Figure 4. Decreased development of LCWE-induced cardiovascular lesions in thrombocytopenic Mpl^–/– mice.

(A and B) Representative H&E-stained heart tissue sections (A) and heart inflammation score (B) of LCWE-injected WT and Mpl^–/– mice 1 week after LCWE injection (n = 12/group). Scale bars: 200 μm. (C and D) Representative pictures of the abdominal aorta area (C) and maximal abdominal aorta diameter and abdominal aorta area measurements (D) from WT and Mpl^–/– mice (n = 15–17/group) at 1 week after LCWE injection. (E) Heatmap illustrating the expression of S100a8 and S100a9 (at least 1.5 FC with an adjusted P value < 0.05) in abdominal aorta tissues of PBS- and LCWE-injected mice (n = 5/groups; GSE141072). Blue–red color gradient: Low to high expression relative to the mean of each column. Each row represents 1 mouse of the defined groups. (F) Calprotectin levels in the serum of PBS- and LCWE-injected WT and Mpl^–/– mice, at 1 week after injection (n = 4 to 12/group). Each symbol represents 1 mouse. Results presented as mean ± SEM pooled from 2–3 independent experiments. *P < 0.05; ****P < 0.0001 obtained by unpaired 2-tailed Student’s t test with Welch’s correction (B), unpaired 2-tailed Student’s t test (D), or 2-way ANOVA with Tukey’s multiple-comparison test (F).
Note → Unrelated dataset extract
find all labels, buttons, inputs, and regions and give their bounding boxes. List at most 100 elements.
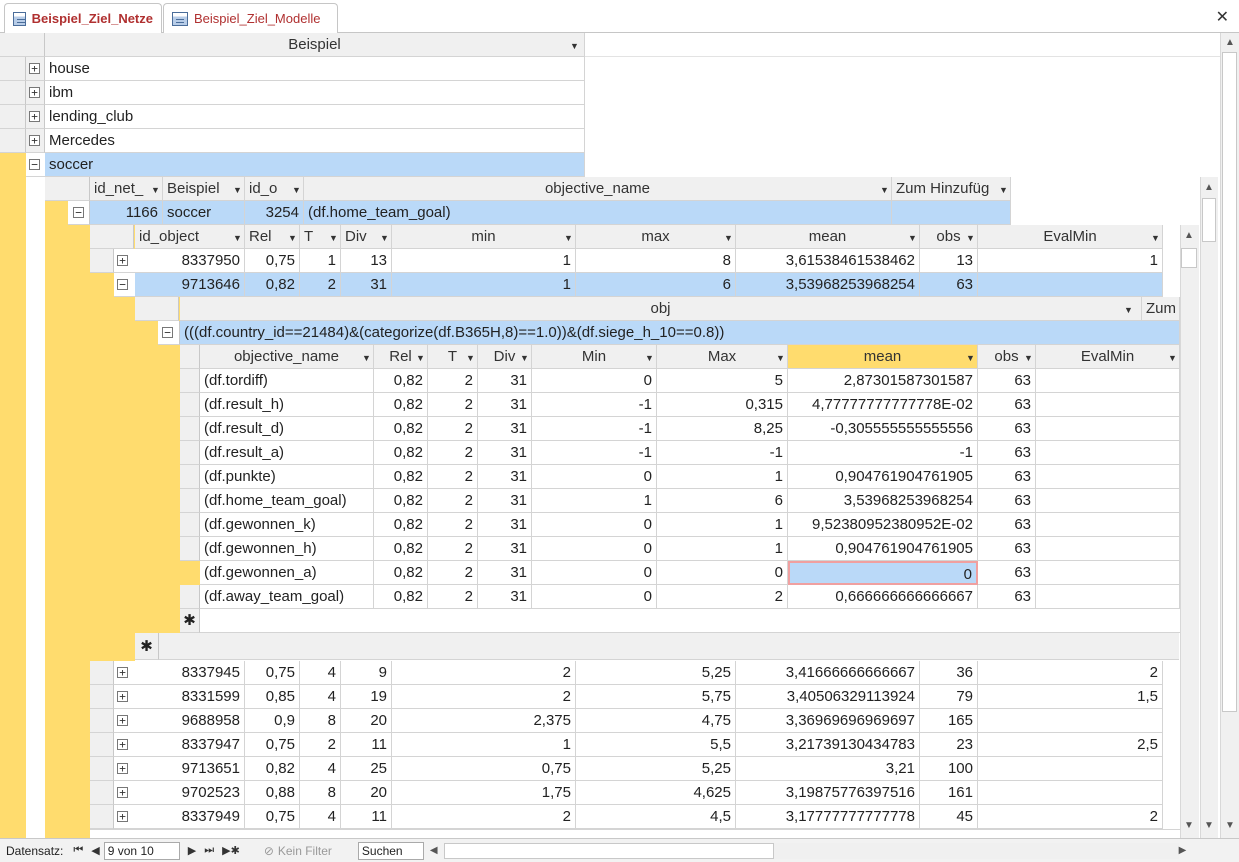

Figure 5. Increased frequencies of circulating monocyte-platelet aggregates (MPAs) during LCWE-induced KD vasculitis.

(A) Serum levels of soluble P-selectin in PBS- or LCWE-injected WT and Mpl^–/– mice (n = 6–7/group). (B and C) Representative flow cytometry plots (B) and frequencies (C) of CD61⁺CD11b⁺CD115⁺ MPAs in whole blood of WT and Mpl^–/– mice 3 days after LCWE injection (n = 5–7/group). (D) Serum IL-1B concentration in PBS-and LCWE-injected WT and Mpl^–/– mice at baseline and 3 days after injection (n = 6–7/group). Each symbol represents 1 mouse. Results presented as mean ± SEM. *P < 0.05; **P < 0.01; ***P < 0.001; ****P < 0.0001 obtained by 2-way ANOVA with Bonferroni’s multiple-comparison test (A and D) or 2-tailed Mann-Whitney test (C).